According to estimates, if everything goes as planned, in 18 years the levels of nitrogen dioxide in the atmosphere should drop by at least 75%.
Strong investments in electric mobility to support the transition
Clearly any strong ban push for radical change needs incentives to support it. Oxford City Hall has already obtained initial funding of 500,000 pounds from the national government to build dozens of charging points for electric taxis and another 800,000 to build others reserved for private cars.
To promote the transition, the introduction of advantageous rates for parking spaces reserved for electric vehicles has already been envisaged.
Wave of enthusiasm and protests
As with any binding measure, the ZEZ plan provoked a wave of enthusiasm alongside a series of protests, led above all by the categories most affected.
Those who are worried are the companies that manage public mobility as well as the taxi companies, which will be forced to face particularly costly investments to comply with the obligation.

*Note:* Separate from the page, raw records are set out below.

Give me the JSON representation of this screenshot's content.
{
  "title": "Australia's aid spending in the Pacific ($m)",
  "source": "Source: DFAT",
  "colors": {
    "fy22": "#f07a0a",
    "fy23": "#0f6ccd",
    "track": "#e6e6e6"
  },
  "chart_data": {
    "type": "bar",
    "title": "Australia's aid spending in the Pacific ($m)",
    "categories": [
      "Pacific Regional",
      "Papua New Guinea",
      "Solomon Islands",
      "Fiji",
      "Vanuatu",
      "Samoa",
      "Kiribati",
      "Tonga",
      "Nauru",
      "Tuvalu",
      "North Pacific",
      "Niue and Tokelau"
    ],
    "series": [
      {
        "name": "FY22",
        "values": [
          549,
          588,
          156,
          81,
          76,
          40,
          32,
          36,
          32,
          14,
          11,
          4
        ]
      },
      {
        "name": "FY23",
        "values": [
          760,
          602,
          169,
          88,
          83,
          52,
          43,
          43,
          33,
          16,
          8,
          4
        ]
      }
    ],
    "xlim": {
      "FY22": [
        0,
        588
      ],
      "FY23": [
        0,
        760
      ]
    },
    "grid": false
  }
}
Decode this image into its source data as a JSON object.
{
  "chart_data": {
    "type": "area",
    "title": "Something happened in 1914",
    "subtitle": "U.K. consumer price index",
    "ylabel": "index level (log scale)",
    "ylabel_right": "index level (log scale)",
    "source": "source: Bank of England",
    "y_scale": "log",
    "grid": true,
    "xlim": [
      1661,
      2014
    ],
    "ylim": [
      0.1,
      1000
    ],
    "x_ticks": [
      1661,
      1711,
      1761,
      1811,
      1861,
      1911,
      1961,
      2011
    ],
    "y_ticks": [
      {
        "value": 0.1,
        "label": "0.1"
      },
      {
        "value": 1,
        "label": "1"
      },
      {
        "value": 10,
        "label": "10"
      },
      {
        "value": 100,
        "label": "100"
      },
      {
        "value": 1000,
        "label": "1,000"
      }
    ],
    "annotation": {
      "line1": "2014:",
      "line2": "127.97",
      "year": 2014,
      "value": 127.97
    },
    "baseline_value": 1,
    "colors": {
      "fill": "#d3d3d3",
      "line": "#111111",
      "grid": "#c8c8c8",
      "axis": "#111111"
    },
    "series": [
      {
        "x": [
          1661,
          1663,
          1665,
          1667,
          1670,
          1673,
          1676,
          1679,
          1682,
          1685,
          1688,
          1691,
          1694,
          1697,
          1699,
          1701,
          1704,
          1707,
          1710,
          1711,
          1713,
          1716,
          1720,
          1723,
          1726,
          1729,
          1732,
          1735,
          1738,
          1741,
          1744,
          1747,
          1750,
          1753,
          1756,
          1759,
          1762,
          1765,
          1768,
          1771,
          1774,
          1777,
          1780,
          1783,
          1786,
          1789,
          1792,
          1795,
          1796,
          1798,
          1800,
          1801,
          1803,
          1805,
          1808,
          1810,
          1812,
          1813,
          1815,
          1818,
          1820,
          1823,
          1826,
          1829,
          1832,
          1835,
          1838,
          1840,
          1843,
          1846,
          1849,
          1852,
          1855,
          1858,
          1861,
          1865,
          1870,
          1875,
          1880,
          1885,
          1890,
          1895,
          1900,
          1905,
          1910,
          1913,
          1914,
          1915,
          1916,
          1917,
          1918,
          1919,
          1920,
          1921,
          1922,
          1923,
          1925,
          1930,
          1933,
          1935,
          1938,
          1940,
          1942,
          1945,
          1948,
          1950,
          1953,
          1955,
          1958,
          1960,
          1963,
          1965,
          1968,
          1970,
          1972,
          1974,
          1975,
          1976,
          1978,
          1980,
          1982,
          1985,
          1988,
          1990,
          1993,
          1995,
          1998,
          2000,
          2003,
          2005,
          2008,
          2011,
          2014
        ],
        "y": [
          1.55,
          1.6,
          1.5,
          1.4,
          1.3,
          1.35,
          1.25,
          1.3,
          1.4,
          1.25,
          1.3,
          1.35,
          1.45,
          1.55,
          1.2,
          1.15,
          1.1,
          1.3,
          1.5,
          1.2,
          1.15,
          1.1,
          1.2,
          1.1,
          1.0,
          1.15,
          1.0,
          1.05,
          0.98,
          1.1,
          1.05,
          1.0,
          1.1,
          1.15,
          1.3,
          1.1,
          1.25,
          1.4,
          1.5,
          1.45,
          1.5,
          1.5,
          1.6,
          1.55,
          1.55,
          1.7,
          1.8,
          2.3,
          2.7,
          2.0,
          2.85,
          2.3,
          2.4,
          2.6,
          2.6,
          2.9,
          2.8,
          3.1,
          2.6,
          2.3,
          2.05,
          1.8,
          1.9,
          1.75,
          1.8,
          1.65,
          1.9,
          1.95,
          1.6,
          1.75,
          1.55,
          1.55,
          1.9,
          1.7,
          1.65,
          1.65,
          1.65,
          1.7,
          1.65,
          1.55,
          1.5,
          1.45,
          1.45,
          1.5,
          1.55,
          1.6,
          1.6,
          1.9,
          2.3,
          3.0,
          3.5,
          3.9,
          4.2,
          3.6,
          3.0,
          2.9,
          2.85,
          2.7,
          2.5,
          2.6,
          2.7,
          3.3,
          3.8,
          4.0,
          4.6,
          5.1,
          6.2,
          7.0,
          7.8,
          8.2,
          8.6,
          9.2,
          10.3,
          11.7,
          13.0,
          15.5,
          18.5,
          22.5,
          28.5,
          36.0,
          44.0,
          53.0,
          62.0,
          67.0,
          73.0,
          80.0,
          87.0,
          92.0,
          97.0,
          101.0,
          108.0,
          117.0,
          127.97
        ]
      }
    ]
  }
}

The municipality, in addition to guaranteeing incentives for the transition towards electric mobility, has repeatedly reiterated that it is only a matter of bringing forward by 5 years the ban on the sale of polluting cars which will come into force throughout the United Kingdom in 2040.
And what happens in the rest of Europe?
Great Britain is not the only one to have banned polluting cars. France has set the same time horizon. By 2040, diesel and petrol cars will no longer be sold.
Germany is much further ahead, because it has approved a resolution which provides for a total ban on the circulation of fossil fuel-powered vehicles by 2030.
Although in reality none of these countries seems to be really ready to support this change, given the lack of number of electric cars currently circulating and the lack of infrastructure.